Софья Николаевна могла и не то сообщить.
Однако через несколько дней он услышал в поезде разговор, отчасти подтвердивший тещины сведения. Видно, с Милкой в самом деле происходило что-то странное. Тут только инженер понял, что ее судьба тревожит его всерьез. «Глупая ты девчонка, - думал он, - что ты делаешь?»
А Милка совсем не чувствовала себя несчастной.
В то утро она встала очень рано и что бы ни делала, все получалось превосходно. Стала стирать - мыло, довольно скверное мыло из потребилки, вдруг сбилось в огромную пену, белым облаком ставшую над черной водой. Пока ветер трепал на веревке чистое белье, Милка успела вымыть пол, да так чисто и сухо, что хоть обедай на нем. И самое удивительное было в том, что она ни минуты не думала ни о белье, ни о поле, ни о грязной воде, которую выплескивала прямо в траву, в лопухи, ни о прекрасном солнечном утре. Она думала совсем о другом.
- Приляг хоть после завтрака, - сказала ей мать, - после еды жир как раз и завязывается.
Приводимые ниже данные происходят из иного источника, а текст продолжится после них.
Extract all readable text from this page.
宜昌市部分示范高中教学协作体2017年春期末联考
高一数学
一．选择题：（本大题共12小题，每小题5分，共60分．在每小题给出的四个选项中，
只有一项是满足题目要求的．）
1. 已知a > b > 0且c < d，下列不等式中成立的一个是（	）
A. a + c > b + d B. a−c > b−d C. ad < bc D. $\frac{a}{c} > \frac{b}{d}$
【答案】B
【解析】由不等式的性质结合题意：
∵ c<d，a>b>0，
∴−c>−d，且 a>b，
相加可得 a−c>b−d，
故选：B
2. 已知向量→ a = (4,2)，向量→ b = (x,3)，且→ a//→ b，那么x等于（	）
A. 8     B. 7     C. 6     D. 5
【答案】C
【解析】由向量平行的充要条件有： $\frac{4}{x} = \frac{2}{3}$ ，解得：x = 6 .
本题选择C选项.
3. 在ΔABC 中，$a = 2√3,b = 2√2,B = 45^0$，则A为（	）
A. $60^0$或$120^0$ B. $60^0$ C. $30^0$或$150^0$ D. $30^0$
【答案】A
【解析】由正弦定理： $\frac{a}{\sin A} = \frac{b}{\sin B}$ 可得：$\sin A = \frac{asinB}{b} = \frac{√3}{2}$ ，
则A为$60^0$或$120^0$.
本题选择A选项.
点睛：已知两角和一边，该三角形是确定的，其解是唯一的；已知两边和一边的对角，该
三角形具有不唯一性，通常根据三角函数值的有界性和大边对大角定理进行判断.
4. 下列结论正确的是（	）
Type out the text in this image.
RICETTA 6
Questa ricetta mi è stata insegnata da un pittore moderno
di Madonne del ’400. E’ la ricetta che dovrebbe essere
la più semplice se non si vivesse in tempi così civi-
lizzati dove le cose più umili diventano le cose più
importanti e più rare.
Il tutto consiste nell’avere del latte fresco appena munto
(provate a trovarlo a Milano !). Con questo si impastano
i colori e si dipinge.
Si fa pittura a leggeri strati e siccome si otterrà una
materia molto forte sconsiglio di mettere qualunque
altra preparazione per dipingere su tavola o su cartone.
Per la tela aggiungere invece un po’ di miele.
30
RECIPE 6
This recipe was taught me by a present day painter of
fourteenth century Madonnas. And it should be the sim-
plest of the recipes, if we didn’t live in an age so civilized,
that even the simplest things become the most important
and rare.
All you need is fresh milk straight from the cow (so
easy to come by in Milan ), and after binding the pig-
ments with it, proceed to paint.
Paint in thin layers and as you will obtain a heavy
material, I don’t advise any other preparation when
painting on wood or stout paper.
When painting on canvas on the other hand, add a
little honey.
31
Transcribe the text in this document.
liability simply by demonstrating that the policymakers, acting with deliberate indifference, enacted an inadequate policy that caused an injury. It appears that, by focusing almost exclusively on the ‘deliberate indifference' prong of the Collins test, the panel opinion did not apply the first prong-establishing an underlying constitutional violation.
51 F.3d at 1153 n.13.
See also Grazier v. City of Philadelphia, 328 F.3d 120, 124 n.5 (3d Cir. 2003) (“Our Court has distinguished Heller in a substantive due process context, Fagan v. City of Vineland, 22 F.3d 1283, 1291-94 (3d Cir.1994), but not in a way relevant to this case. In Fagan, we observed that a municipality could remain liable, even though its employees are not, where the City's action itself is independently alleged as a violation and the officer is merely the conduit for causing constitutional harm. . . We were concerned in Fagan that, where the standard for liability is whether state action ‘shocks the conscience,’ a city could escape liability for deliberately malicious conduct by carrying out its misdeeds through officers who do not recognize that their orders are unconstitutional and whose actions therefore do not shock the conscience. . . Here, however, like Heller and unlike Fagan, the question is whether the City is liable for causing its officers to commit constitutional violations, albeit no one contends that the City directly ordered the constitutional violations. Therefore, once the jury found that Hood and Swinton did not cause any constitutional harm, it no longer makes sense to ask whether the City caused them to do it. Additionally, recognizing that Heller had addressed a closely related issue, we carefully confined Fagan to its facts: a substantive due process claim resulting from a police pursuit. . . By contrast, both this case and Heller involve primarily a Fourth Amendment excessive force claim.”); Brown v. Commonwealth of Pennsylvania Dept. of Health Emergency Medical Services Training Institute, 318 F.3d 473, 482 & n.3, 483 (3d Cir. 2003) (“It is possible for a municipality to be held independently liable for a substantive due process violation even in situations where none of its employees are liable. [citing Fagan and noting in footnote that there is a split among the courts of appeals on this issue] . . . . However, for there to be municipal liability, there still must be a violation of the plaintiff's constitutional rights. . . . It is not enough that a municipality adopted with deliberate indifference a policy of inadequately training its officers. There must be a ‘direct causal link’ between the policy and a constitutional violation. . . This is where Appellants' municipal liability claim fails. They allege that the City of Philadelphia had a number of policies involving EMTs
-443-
Но Милка не дала вывести себя из этого царства бездумной деятельности и мечтаний, для нее теперь более реальных, чем жизнь, потому что ей было что вспомнить, было о чем мечтать. Как странно, что раньше всего этого не было. Зачем она жила?
- Только о жире я и мечтала, мамочка, - отозвалась она, - только о нем.
И пошла на крыльцо -раздувать утюг и вспоминать. А потом вышла на террасу - гладить белье и вспоминать.
Здесь пахло деревом и смолою, а по стеклам сплошным потоком неслись тени стоявших кругом деревьев. Повсюду плясали солнечные блики, окружая Милку и отгораживая.
Вчера произошло свидание, которого она так сознательно и настойчиво добивалась. После кино они пошли с Николаем не в поселок, как раньше, а в лес.
Они оказались в неслыханной тишине. Над черным лесом взошла луна, большая и чистая, от нее дорога казалась меловой. Было очень тепло.
Николай шагал медленно, в накинутой на плечи куртке, как всегда склонив голову, словно раздумывая о чем-то. А Милка шла рядом, в состоянии того высокого напряжения, которое позволяет, не глядя, видеть все - и луну, и меловую дорогу, и его лицо. Он молчал, а ей и не нужно было, чтобы он говорил. Один только раз он поднял голову и медленно взглянул на луну (Милка подумала при этом, что не было у нее в жизни большего счастья, чем этот его взор, обращенный вверх).. Лицо его казалось ей бледным и более серьезным, чем обычно. Быть может, оно даже стало печальным, когда он снова опустил голову и, ступив шаг вперед, поддал ногою какой-то камешек, видно нисколько о нем не думая.